Milli Takım ve bedhahlar

Spor dallarını dahi pay ettik kamplar arasında. Futbol Takımımız gerici, yobaz; Voleybol Milli Takımımız ilerici çağdaş aydınlanmacı oluvermiş. Elbette bu tasnifte dahili bedhahların mugalatasına ve insafına bırakacak değiliz milli takımlarımızı.

1. resim

Kayseri’de başlayan ve birkaç ile yayılan olaylarla ilgili analiz yapmaya niyetim yok. Zira Madımak hadisesinin 31. yıl dönümünde, 2 Temmuz’da, parayı verenin çaldığı düdük olmayı tercih edenlerin, vandallığı “haklı tepki” olarak lanse etmeleri, üzerine konuşacağımız bir olay olmadığını ispat ediyor.

6-7 Eylül olaylarının yasını tutup, 6-8 Ekim olaylarının faillerinin avukatlığını yapanlar; Solingen‘de evlatları yakılmış bu ülkeye ihanet ediyorlar. Provokasyon hakkında da uzun uzun konuşmanın alemi yoktur; provokatörler devlete hesap verir. Hepsi bu.

Bu hadisedeki tek haklı tepki, muz kabuğunu gördüğümüzde “yine düşecek miyiz?” diye endişe eden bizlerin; bu provokatörleri bu kadar semirten bir başıboşlukla muhatap oluyor oluşumuzadır. Yoksa her şey ortada: Esat yelkenleri indirmiş, Rusya bir başka paradigmaya dünden razı, Erdoğan bu duruma yeşil ışık yakmış; ezcümle Suriyelilerin vatanlarına dönüşü için hiç belirtmemiş bir umut belirmişken vuku bulan olaylar ‘kör kör gözüne parmağım’ demekte. Stajyer ırkçılarımız İsrail çıkarlarına hizmet ediyor. Bunun neyini analiz edelim?

Gelin biz sizlerle biraz maçtan konuşalım: spor dallarını dahi pay ettik kamplar arasında. Futbol Milli Takımımız gerici, yobaz; Bayan Voleybol Milli Takımımız ilerici çağdaş aydınlanmacı oluvermiş biz farkına varmadan.

Zaten futbol da ırgatların ve amelelerin sporudur değil mi? Kur’an kurslarında birleştirilmiş çoraplarla rahlelerden oluşan kaleye gol atmaya çalışan çocuklar voleybol konusunda pek de becerikli değildir. Her yeri ayrıştıranların hesabına göre hakça bir paylaşım bu.

Velakin kızlarımızın da oğlanlarımızın da göğüslerinde aynı Ay Yıldız parıldıyor. Dünyanın en güzel bayrağı olduğunu hiç kimseyle tartışmayacağım bayrağımız ne zaman mahalleye göre anlam ifade eder oldu? Var mı bu sorunun bir cevabı.
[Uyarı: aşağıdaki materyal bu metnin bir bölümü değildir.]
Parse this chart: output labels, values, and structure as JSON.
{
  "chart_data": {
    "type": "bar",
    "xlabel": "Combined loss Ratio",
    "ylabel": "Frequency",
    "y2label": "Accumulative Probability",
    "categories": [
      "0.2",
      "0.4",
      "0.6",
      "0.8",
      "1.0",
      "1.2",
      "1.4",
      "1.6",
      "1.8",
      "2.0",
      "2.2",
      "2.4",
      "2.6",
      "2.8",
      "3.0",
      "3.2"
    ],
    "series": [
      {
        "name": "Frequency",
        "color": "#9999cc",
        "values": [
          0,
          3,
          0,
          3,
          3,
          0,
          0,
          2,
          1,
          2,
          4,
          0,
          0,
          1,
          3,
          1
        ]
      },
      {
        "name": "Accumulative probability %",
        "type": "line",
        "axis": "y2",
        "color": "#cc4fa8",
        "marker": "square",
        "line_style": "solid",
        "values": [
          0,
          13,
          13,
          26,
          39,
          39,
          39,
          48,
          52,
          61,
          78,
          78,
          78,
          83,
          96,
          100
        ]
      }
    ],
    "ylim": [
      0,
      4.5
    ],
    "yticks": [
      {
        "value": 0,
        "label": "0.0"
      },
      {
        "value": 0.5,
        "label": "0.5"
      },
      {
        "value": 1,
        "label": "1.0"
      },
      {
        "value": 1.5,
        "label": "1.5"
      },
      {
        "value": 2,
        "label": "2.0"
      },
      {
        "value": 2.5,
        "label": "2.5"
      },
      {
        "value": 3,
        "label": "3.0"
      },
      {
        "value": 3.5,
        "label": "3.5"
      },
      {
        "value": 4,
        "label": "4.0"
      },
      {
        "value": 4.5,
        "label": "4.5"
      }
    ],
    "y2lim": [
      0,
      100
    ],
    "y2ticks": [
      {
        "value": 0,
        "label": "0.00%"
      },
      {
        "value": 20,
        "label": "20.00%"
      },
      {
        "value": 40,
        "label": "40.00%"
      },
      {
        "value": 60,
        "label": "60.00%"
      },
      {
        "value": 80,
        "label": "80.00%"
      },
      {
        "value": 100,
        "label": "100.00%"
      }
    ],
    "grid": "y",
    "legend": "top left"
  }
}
Sanırım bunun da analizini yapmaya gerek yok. Zira bu da organik bir tasnif değil. Huzursuz ruhların, kendilerine yaranmak zorunda olduğunu zannettikleri kimselerden bekledikleri karşılığı alamadıklarında ortaya koydukları bir sanrı sadece. Elbette bu tasnifte de, benzer suni yarılmalarımızda olduğu gibi fonlanan, buna mukabil dağlarına hizmet eden dahili bedhahların rolü büyük. Bir de bunlar teşne olan, daimi müştekilerimiz.

Bunların mugalatasına ve insafına bırakacak değiliz milli takımlarımızı. Çocuklarımız bizim çocuklarımız, bayrağımızı taşıdıkları formamız bizim formamızdır. Çocuklarımızın bizlere en büyük hizmeti ise bu düdüklerin para vericilerinin milli takımlarını mağlup etmek, bu bahiste olsun bizleri harici bedhahlara karşı mutlu etmektir.

Dahili bedhahlar ise bu hadise inanın bizler kadar mutlu olmayacaklardır. Futbolcularımızın motivasyonunun da bu olduğuna en ufak şüphem yok. inanmayan Merih Demiral’ın gol sevincine baksın!